On Wednesday, Trump announced a 90-day pause on some of the new reciprocal tariffs, and stocks exploded higher on the news. The S&P 500 surged 9.5%, the Dow ripped nearly 3,000 points and the Nasdaq exploded 12.2% — one of the biggest one-day rallies in years.

Is it enough to change the long-term story?

A Temporary Lifeline

China’s emergency stock-buying plan may buy a little time, just like Trump’s tariff pause will give U.S. markets a breather.

The difference is that both moves are bandages on a much bigger wound. China’s markets are still bleeding value daily. Retail investors are fleeing. Foreign investors are pulling out even faster.

It is a classic case of a liquidity crisis colliding with a credibility crisis — and throwing money at it is not a real fix.

On top of that, Trump said he plans to raise tariffs on China even higher — to 125%. If that happens, it will hammer China’s economy even harder right when it can least afford it.

China’s deeper issues — real estate collapse, weak manufacturing, rising unemployment and heavy-handed business crackdowns — are not going away just because the government throws money at the market.

Global Contagion Risk Still Rising

Here is where it gets dangerous for everyone else. China is not just fighting for its own financial system — it is fighting to hold together a critical piece of global economic stability.

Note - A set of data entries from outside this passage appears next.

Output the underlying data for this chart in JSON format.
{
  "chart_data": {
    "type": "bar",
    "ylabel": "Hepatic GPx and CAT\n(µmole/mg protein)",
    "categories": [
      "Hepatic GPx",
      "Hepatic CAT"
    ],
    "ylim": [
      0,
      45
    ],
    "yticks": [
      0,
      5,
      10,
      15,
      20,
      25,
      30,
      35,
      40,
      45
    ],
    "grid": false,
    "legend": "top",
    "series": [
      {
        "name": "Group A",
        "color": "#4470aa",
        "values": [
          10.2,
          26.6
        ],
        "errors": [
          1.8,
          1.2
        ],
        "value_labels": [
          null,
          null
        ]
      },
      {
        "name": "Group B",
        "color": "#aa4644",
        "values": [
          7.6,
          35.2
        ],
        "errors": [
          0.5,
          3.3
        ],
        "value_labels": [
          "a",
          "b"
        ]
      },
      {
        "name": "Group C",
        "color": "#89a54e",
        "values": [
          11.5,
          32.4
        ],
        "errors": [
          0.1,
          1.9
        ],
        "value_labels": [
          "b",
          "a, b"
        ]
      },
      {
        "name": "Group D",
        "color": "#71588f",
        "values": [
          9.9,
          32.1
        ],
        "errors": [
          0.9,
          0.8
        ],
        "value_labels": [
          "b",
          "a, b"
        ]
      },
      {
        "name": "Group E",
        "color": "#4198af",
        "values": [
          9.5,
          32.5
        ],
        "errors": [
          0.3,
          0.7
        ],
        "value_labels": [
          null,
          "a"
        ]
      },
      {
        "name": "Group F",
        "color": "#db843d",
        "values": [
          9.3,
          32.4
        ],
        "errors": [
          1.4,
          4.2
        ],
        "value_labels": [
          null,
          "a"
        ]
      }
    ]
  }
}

Even with the market rally today, the risks are still there. If Beijing’s bailout fails, the pain will not stay contained. U.S. companies with major China exposure like Tesla (TSLA), Apple (AAPL) and Starbucks (SBUX) could feel it. Consumer Discretionary (XLY) stocks would be especially vulnerable. Semiconductors (SMH) would not be far behind, either.

A full-blown crisis in China’s markets would ripple across every sector of the S&P 500 — and given how fragile liquidity conditions still are, another shock could trigger something a lot bigger.

Bottom line — Wednesday’s rally is a welcome break from the selling, but China’s stock market bailout still looks more like a sign of weakness than strength. And if China cannot plug the leak — especially with another tariff storm coming — investors better stay ready for rough waters ahead.